O cenário político de Mato Grosso do Sul ganha contornos de maior complexidade. Em entrevista à Rede Top FM, o deputado estadual João Henrique Catan (PL) elevou o tom e afastou a ideia de uma “conveniência política” ao reafirmar sua pré-candidatura ao Governo do Estado. O posicionamento surge como um contraponto direto às costuras de cúpula que sinalizam uma aliança entre o PL, PP e o PSDB.
Temperatura Morna
Catan fundamenta sua postura em uma análise crítica da atual relação entre os poderes. Ao classificar a Assembleia Legislativa como um ambiente de “temperatura morna”, o parlamentar se coloca como voz dissidente em uma Casa que, segundo ele, atua em excessiva sintonia com as diretrizes do Executivo.
A retórica de Catan mirou pontos sensíveis da gestão estadual:
- Gestão Fiscal: O deputado questionou o programa “Regularize Já”, sugerindo que a medida reflete um esforço arrecadatório para compensar desequilíbrios financeiros, em oposição à imagem de solidez fiscal veiculada pelo governo.
- Saúde e Infraestrutura: A eficiência das terceirizações na saúde e episódios como a queda da “Ponte do Peixe” foram citados como exemplos de falhas em serviços básicos e fiscalização de obras.
O impasse no PL
O ponto mais agudo da fala de Catan reside na dinâmica interna do PL. O deputado expõe uma sigla dividida: de um lado, a ala que defende a continuidade do apoio ao projeto de reeleição de Riedel; de outro, um grupo que reivindica autonomia e candidatura própria.
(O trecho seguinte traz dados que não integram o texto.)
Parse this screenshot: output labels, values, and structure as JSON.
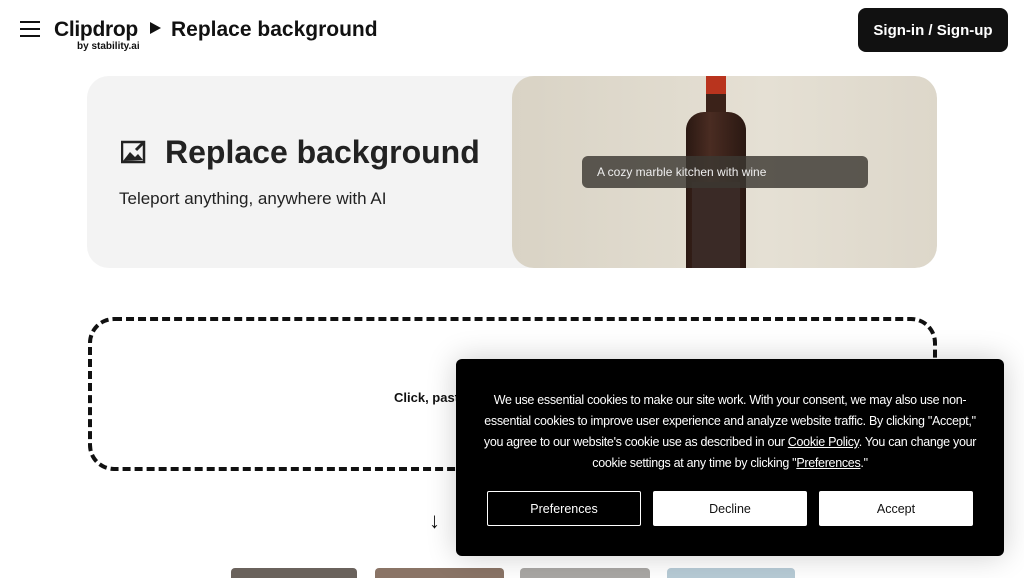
{
  "header": {
    "logo": "Clipdrop",
    "logo_sub": "by stability.ai",
    "breadcrumb": "Replace background",
    "signin_label": "Sign-in / Sign-up"
  },
  "hero": {
    "title": "Replace background",
    "subtitle": "Teleport anything, anywhere with AI",
    "prompt_example": "A cozy marble kitchen with wine"
  },
  "dropzone": {
    "text": "Click, past"
  },
  "cookie": {
    "text_1": "We use essential cookies to make our site work. With your consent, we may also use non-essential cookies to improve user experience and analyze website traffic. By clicking \"Accept,\" you agree to our website's cookie use as described in our ",
    "policy_link": "Cookie Policy",
    "text_2": ". You can change your cookie settings at any time by clicking \"",
    "preferences_link": "Preferences",
    "text_3": ".\"",
    "preferences_label": "Preferences",
    "decline_label": "Decline",
    "accept_label": "Accept"
  }
}
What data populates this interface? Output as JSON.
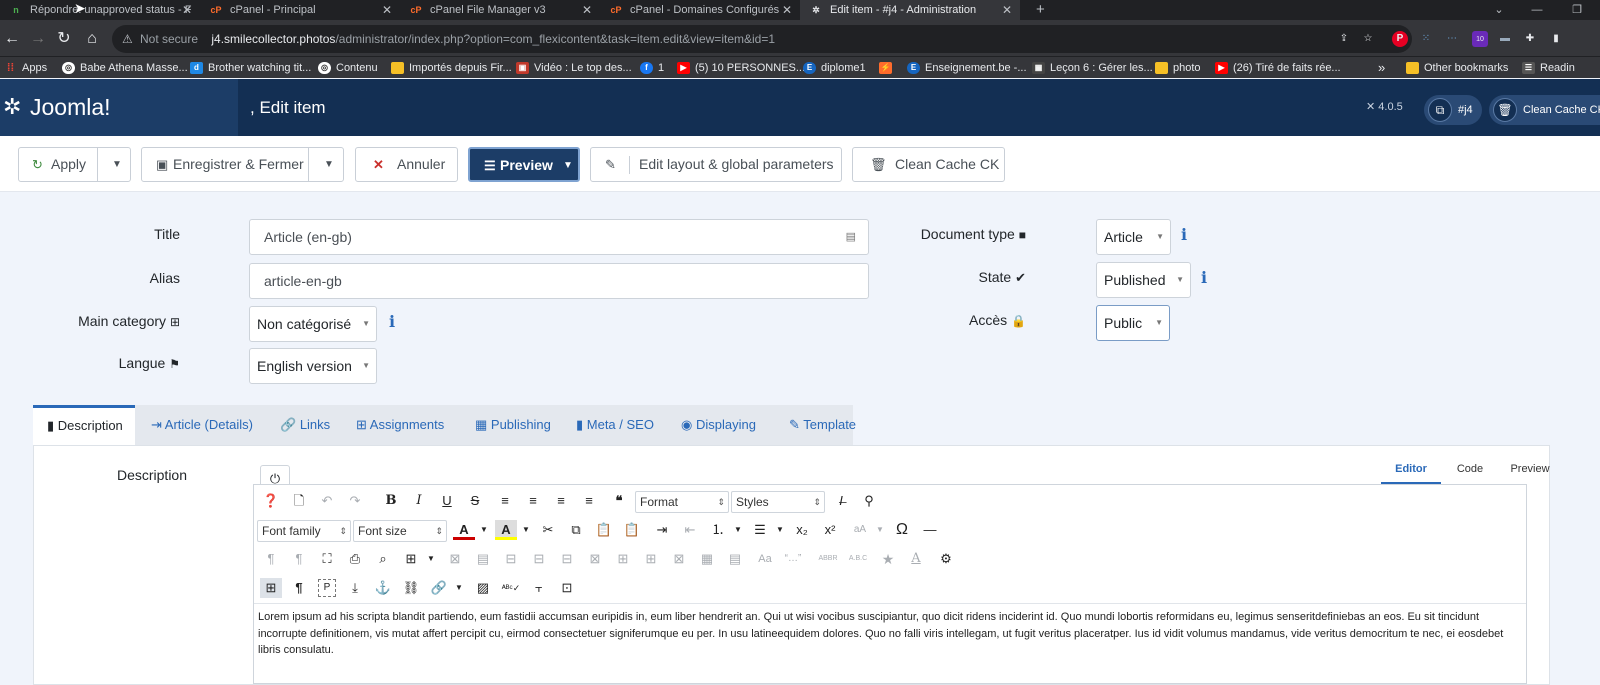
{
  "browser": {
    "tabs": [
      {
        "title": "Répondre: unapproved status - F",
        "icon": "n",
        "color": "#2e7d32"
      },
      {
        "title": "cPanel - Principal",
        "icon": "cP",
        "color": "#ff6c2c"
      },
      {
        "title": "cPanel File Manager v3",
        "icon": "cP",
        "color": "#ff6c2c"
      },
      {
        "title": "cPanel - Domaines Configurés",
        "icon": "cP",
        "color": "#ff6c2c"
      },
      {
        "title": "Edit item - #j4 - Administration",
        "icon": "joomla",
        "color": "#ffffff"
      }
    ],
    "new_tab": "+",
    "not_secure": "Not secure",
    "url_host": "j4.smilecollector.photos",
    "url_path": "/administrator/index.php?option=com_flexicontent&task=item.edit&view=item&id=1",
    "extension_badge": "10",
    "bookmarks": [
      "Apps",
      "Babe Athena Masse...",
      "Brother watching tit...",
      "Contenu",
      "Importés depuis Fir...",
      "Vidéo : Le top des...",
      "1",
      "(5) 10 PERSONNES...",
      "diplome1",
      "",
      "Enseignement.be -...",
      "Leçon 6 : Gérer les...",
      "photo",
      "(26) Tiré de faits rée..."
    ],
    "bookmarks_more": "»",
    "other_bookmarks": "Other bookmarks",
    "reading_list": "Readin"
  },
  "header": {
    "logo_text": "Joomla!",
    "page_title": ", Edit item",
    "version": "4.0.5",
    "site_button": "#j4",
    "clean_cache": "Clean Cache CK"
  },
  "toolbar": {
    "apply": "Apply",
    "save_close": "Enregistrer & Fermer",
    "cancel": "Annuler",
    "preview": "Preview",
    "edit_layout": "Edit layout & global parameters",
    "clean_cache": "Clean Cache CK"
  },
  "form": {
    "title_label": "Title",
    "title_value": "Article (en-gb)",
    "alias_label": "Alias",
    "alias_value": "article-en-gb",
    "category_label": "Main category",
    "category_value": "Non catégorisé",
    "language_label": "Langue",
    "language_value": "English version",
    "doctype_label": "Document type",
    "doctype_value": "Article",
    "state_label": "State",
    "state_value": "Published",
    "access_label": "Accès",
    "access_value": "Public"
  },
  "tabs": [
    "Description",
    "Article (Details)",
    "Links",
    "Assignments",
    "Publishing",
    "Meta / SEO",
    "Displaying",
    "Template"
  ],
  "editor": {
    "section_label": "Description",
    "mode_tabs": [
      "Editor",
      "Code",
      "Preview"
    ],
    "format_select": "Format",
    "styles_select": "Styles",
    "font_family_select": "Font family",
    "font_size_select": "Font size",
    "content": "Lorem ipsum ad his scripta blandit partiendo, eum fastidii accumsan euripidis in, eum liber hendrerit an. Qui ut wisi vocibus suscipiantur, quo dicit ridens inciderint id. Quo mundi lobortis reformidans eu, legimus senseritdefiniebas an eos. Eu sit tincidunt incorrupte definitionem, vis mutat affert percipit cu, eirmod consectetuer signiferumque eu per. In usu latineequidem dolores. Quo no falli viris intellegam, ut fugit veritus placeratper. Ius id vidit volumus mandamus, vide veritus democritum te nec, ei eosdebet libris consulatu."
  }
}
“Vou lutar pela candidatura dentro do PL, mas não vou me omitir”, declarou o parlamentar. A sinalização de uma possível migração para o Partido NOVO durante a janela partidária de março deixa de ser apenas uma hipótese para se tornar uma alternativa real de sobrevivência política. Catan aposta no eleitorado que busca uma representatividade de direita mais nítida, sem as composições tradicionais do centro.
Desafiando a unanimidade
A insistência de Catan incomoda por tensionar a narrativa de consenso no estado. Ele argumenta que Campo Grande, responsável por 30% da arrecadação estadual, recebe um retorno desproporcional e levanta suspeitas sobre a engenharia financeira utilizada para o pagamento de obrigações como o 13º salário.
Ao posicionar sua pré-candidatura como competitiva e necessária para um “Novo rumo”, João Henrique Catan coloca a cúpula de seu partido diante de um dilema: assumir o protagonismo eleitoral em MS ou ver uma de suas principais vozes migrar para uma legenda concorrente. Para o cenário político, a postura do deputado sinaliza que a corrida de 2026 não será resolvida apenas em acordos de bastidores.